Typical examples of segregation include:

Government EstablishmentsUsually there is a women's section.

BanksSeparate branches for men and women.

CoffeeshopsMostly men only (in Riyadh), nearly all coffee shops in Jeddah have family sections.

RestaurantsSeparate sections for families and men. The vast majority will allow single women into the family section (especially in Jeddah).

 

 

Men:

Locals almost universally wear a thobe (white robe with sleeves) with a ghutra (headdress), but the standard dress code for foreign men in Saudi Arabia is long trousers and a long-sleeved shirt although T-shirts are increasingly common. Shorts are an uncommon sight outside the gym or beach but in most cases it won't get you in trouble nowadays.
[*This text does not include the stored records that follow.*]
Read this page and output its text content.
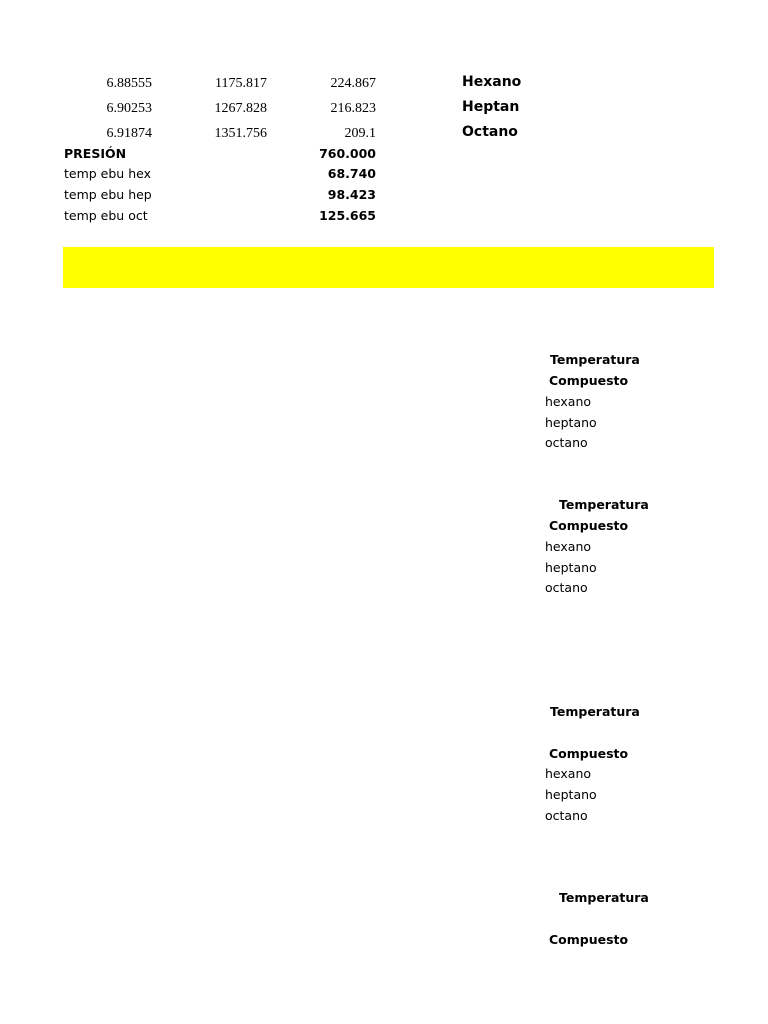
6.88555	1175.817	224.867	Hexano
6.90253	1267.828	216.823	Heptan
6.91874	1351.756	209.1	Octano
PRESIÓN	760.000
temp ebu hex	68.740
temp ebu hep	98.423
temp ebu oct	125.665
Temperatura
Compuesto
hexano
heptano
octano
Temperatura
Compuesto
hexano
heptano
octano
Temperatura
Compuesto
hexano
heptano
octano
Temperatura
Compuesto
Contrary to rumours, men with long hair do not need to cut it before entering the kingdom. Shoulder-length locks are common and many men have long hair in Saudi Arabia. Beduins, which constitute the majority of the population, are well known culturally not to cut their hair, which is usually hidden under the headdress. But some men might get verbal advice from the muttaween if the man's hair is tied, and will usually ask him to untie it, as it is considered feminine to tie hair.

Women:

Women, be they local or foreign, are all required to wear an abaya, a long and loose black robe. While a headscarf is optional for non-Saudi females (particularly in Jeddah), one should at least be brought along in order to avoid possible harassment from locals and the religious police or to be used as a means of deflecting attention from potentially aggravating men.

Saudi law prohibits women from mingling with unrelated men. Some family restaurants will go further and will not allow a married couple to dine together with a single man. Women may not drive cars. Women may not even be driven by unrelated men (e.g. taxi drivers).

A woman may not travel alone. They may not stay alone in hotels, hotels will require the presence of a male guardian.

While all this legally applies to foreign women as well, in practice foreign women are not restrained by their families in the way that Saudi women are, and can have considerable leeway if they choose to take it. For example, a foreign woman and her boyfriend (or even male coworker) can simply claim to be husband and wife, and thus mingle freely — although, if caught doing so, they will be subject to a stay in jail.

A single woman accosted by the police or the muttawa and requested to come with them does not have to (and, for their own safety, should not) go with them alone: you have the right to call your male guardian and have him arrive. However, you may be required to surrender your ID, and you may not leave until the police/muttawa allows you to.

 

Photography is probably the easiest way for a visitor to inadvertently get into trouble. Do NOT take pictures of any government-related building (ministries, airports, military facilities etc) or any building that could possibly be one, or you risk being hauled off to jail for espionage, or accused of terrorist plotting. Do not photograph any Saudi men without permission and do NOT even point your camera in the general direction of women, period. Even government publications avoid pictures of people and often resort to mosaicing out faces if there have to use one!

Playing music in public is also prohibited. However, personal music players and listening to music in private is fine, and there are plenty of music shops in the country's shopping malls if you don't mind permanent marker over Britney's hemline on the cover. It is not uncommon to hear young Saudis blasting the latest hip-hop music in their vehicles, at least when the muttawa are not around.

Religious items for religions other than Islam, including Bibles, crucifixes and any religious literature, are forbidden. Anything that hints of proselytism is treated very harshly, and the muttawa often bust illicit church assemblies and the like. Public observance of religions other than Islam is a crime in Saudi Arabia.

The flag of Saudi Arabia bears the Islamic declaration of faith, and desecration or any other inappropriate use of the flag is considered a crime. Any criticism of the King, the royal family or Saudi Arabia's government in general is not tolerated and risks indefinite imprisonment.